Les deux accusés, Mehdi Nemmouche et Nacer Bendrer, un Marseillais de 30 ans qui doit aussi répondre d' »assassinat terroriste », encourent la réclusion à perpétuité. Ils doivent être entendus à partir de mardi prochain.
L’attentat avait ému la communauté internationale il y a quatre ans et demi. Si la cour d’assises soutient la thèse de l’accusation, cette tuerie restera comme la première attaque commise en Europe par un combattant jihadiste de retour de Syrie, dix-huit mois avant le sanglant 13 novembre 2015 (130 morts à Paris).
Pour sa part, Nemmouche, délinquant multirécidiviste qui s’est radicalisé en prison, nie les faits.
« J’estime que l’Etat est coupable d’avoir mis un innocent en prison », a affirmé lundi au quotidien La Dernière heure son avocat Sébastien Courtoy, parlant d' »un piège » tendu à son client.
Preuves « accablantes »
En face, sur les bancs des parties civiles, familles et associations juives estiment à l’inverse que les preuves rassemblées contre lui sont « accablantes ».
Selon l’accusation, Nemmouche est l’homme qui, le 24 mai 2014, a ouvert le feu dans le hall d’entrée du Musée juif, tuant un couple de touristes israéliens, une bénévole française et un jeune employé belge du site. Un quadruple assassinat exécuté en 82 secondes, comme s’il était l’oeuvre d’un tueur professionnel.
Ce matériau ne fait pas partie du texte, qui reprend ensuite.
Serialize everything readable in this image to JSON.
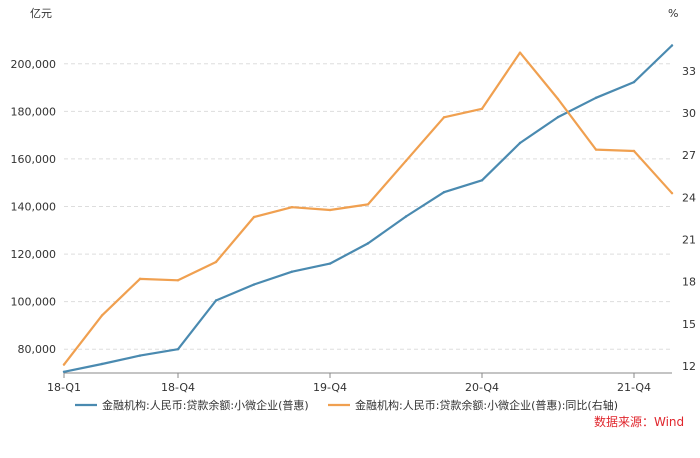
{
  "chart_data": {
    "type": "line",
    "left_unit": "亿元",
    "right_unit": "%",
    "x": [
      "18-Q1",
      "18-Q2",
      "18-Q3",
      "18-Q4",
      "19-Q1",
      "19-Q2",
      "19-Q3",
      "19-Q4",
      "20-Q1",
      "20-Q2",
      "20-Q3",
      "20-Q4",
      "21-Q1",
      "21-Q2",
      "21-Q3",
      "21-Q4",
      "22-Q1"
    ],
    "x_tick_labels": [
      "18-Q1",
      "18-Q4",
      "19-Q4",
      "20-Q4",
      "21-Q4"
    ],
    "x_tick_indices": [
      0,
      3,
      7,
      11,
      15
    ],
    "y_left": {
      "min": 70000,
      "max": 210000,
      "ticks": [
        80000,
        100000,
        120000,
        140000,
        160000,
        180000,
        200000
      ],
      "tick_labels": [
        "80,000",
        "100,000",
        "120,000",
        "140,000",
        "160,000",
        "180,000",
        "200,000"
      ]
    },
    "y_right": {
      "min": 11.5,
      "max": 35.2,
      "ticks": [
        12,
        15,
        18,
        21,
        24,
        27,
        30,
        33
      ],
      "tick_labels": [
        "12",
        "15",
        "18",
        "21",
        "24",
        "27",
        "30",
        "33"
      ]
    },
    "grid": true,
    "series": [
      {
        "name": "金融机构:人民币:贷款余额:小微企业(普惠)",
        "axis": "left",
        "color": "#4a8ab0",
        "values": [
          70500,
          73800,
          77300,
          80000,
          100500,
          107200,
          112600,
          116000,
          124500,
          135800,
          146000,
          151000,
          166700,
          177600,
          185700,
          192300,
          207700
        ]
      },
      {
        "name": "金融机构:人民币:贷款余额:小微企业(普惠):同比(右轴)",
        "axis": "right",
        "color": "#f0a050",
        "values": [
          12.1,
          15.6,
          18.2,
          18.1,
          19.4,
          22.6,
          23.3,
          23.1,
          23.5,
          26.6,
          29.7,
          30.3,
          34.3,
          31.0,
          27.4,
          27.3,
          24.3
        ]
      }
    ]
  },
  "source": "数据来源：Wind"
}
A l’époque, le natif de Roubaix (nord de la France) était revenu depuis peu de Syrie où il avait combattu dans les rangs jihadistes. Soupçonné d’y avoir été l’un des geôliers de quatre journalistes français (appelés à témoigner le 7 février aux assises de Bruxelles), il a été inculpé fin 2017 à Paris et un autre procès se profile pour lui en France.
Dans l’enquête française sur cette séquestration, Nemmouche a été dépeint en gardien « violent », tortionnaire de prisonniers syriens et admirateur de Mohamed Merah, auteur des tueries de Toulouse Montauban (sud de la France) en 2012 .
Pour Yohan Benizri, président du Comité de coordination des organisations juives de Belgique (CCOJB), partie civile au procès, le caractère antisémite des assassinats reprochés à l’accusé ne fait aucun doute.
La crainte, a confié M. Benizri à l’AFP, est que ses avocats, Sébastien Courtoy et Henri Laquay, tentent de « minimiser » cet aspect antisémite, ou de « tenir un discours de type complotiste ».
Avocats de Dieudonné
L’hypothèse de la responsabilité d’agents israéliens a déjà été évoquée à demi-mot le 20 décembre par Me Courtoy. Avec Me Laquay, cet avocat controversé a défendu dans le passé en Belgique le polémiste français Dieudonné, plusieurs fois condamné en France pour injure raciale, incitation à la haine et apologie du terrorisme.
Six jours après la tuerie, Nemmouche avait été arrêté le 30 mai 2014 en possession d’un revolver et d’un fusil d’assaut à la gare routière de Marseille où s’est ensuite concentrée une partie de l’enquête.
C’est là que son co-accusé Nacer Bendrer a été arrêté en décembre 2014, soupçonné de l’avoir aidé à se fournir en armes. En 2009-2010, les deux délinquants avaient fait connaissance à la prison de Salon-de-Provence (sud de la France). Incarcérés dans le même bâtiment, ils étaient décrits comme radicalisés, faisant du « prosélytisme » auprès des autres détenus musulmans.
Leur proximité est attestée dans l’enquête par 46 contacts téléphoniques en l’espace de quinze jours en avril 2014, époque à laquelle Nemmouche est soupçonné d’être en pleins préparatifs. Durant ces quelques semaines avant la tuerie, ils se seraient vus plusieurs fois à Bruxelles et Marseille.
Bendrer, 30 ans, clame aussi son innocence. En France, dans un autre dossier, il a été condamné en septembre à cinq ans de prison pour une tentative d’extorsion de fonds dans le milieu marseillais du narcobanditisme.